Pour nous raconter cette belle aventure, je suis aujourd’hui avec Annick Joanisse.

Bonjour Annick.

Bonjour.

Bienvenue sur le podcast de Québec Le Mag.

Merci, merci pour l’invitation.

Tu nous accueilles aujourd’hui directement dans ton verger. Est-ce que tu peux nous en parler un peu plus ? Est-ce que tu peux nous le présenter comme tu le présentes à quelqu’un qui n’en a jamais entendu parler ?

Oui, d’accord. Alors, relativement un petit verger pour ce qui est des vergers, de la taille des vergers au Québec, donc environ 4000 arbres, relativement petit. C’est un verger qui est en agro-tourisme. Donc, les gens viennent cueillir leurs pommes directement au verger. Et puis, nous sommes en régie certifiée biologique depuis maintenant dix ans.

C’est une vraie volonté de rester dans cette taille humaine ?

Absolument. Pour nous, c’est absolument nécessaire, en fait, dans le bio. C’est nécessaire également à grande échelle. Le bio, c’est très difficile. C’est très difficile dans la pomme, en général. Mais sur grande surface, comme la plupart de l’agriculture bio, va être plus difficile en grande surface. Donc, on utilise beaucoup des méthodes à la main, donc beaucoup de main d’œuvre. Alors oui, la taille doit rester quand même petite. Et puis, c’est un peu dans notre nature, en fait, d’être à proximité de nos clients versus peut-être une entreprise qui est un petit peu plus grosse.

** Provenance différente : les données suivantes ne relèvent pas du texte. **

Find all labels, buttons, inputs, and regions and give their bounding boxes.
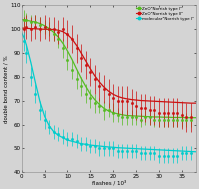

Qu’est-ce qui vous a décidé, Eric et toi, à vous lancer dans cette aventure il y a plus de 20 ans maintenant ?

En fait, c’était vraiment un rêve d’enfant à Éric. Son grand-père avait un tout petit verger d’environ une dizaine de pommiers, et puis ça a toujours été quelque chose dont il me parlait. Donc, à notre rencontre, dans la jeune vingtaine, c’était vraiment quelque chose qui était prédominant chez lui, et puis qui, moi, m’a accrochée. Mes parents étaient aussi, ma famille était en entreprise familiale, en tourisme, donc ça me parlait aussi. Donc, lui l’agro, moi le tourisme, alors c’était vraiment un mariage, un mariage prédestiné.

Tout a été de tout repos ou il y a eu quelques embûches au chemin ?

Mon Dieu, il y a eu beaucoup d’embûches en chemin, puisqu’on ne vient pas de famille agricole, donc c’est vraiment première génération.

Entre autres, à nos tout débuts, qui a été une grande leçon pour nous, on plante les premiers mille pommiers avec très peu de moyens, avec vraiment juste nos petites économies, avec une passion, une fougue vraiment de la début vingtaine d’un projet de vie qu’on entreprend. Et puis, dans la première hiver, nous n’avions pas entouré le verger, en fait, d’une clôture à ce qu’on appelle chevreuil ici, donc contre les cerfs.

Donc, le premier hiver nous avons perdu 500 pommiers qui ont été mangés par les cerfs ! Donc, c’était vraiment une dure leçon, une leçon de prendre son temps et de ne pas nécessairement brusquer les choses un peu trop.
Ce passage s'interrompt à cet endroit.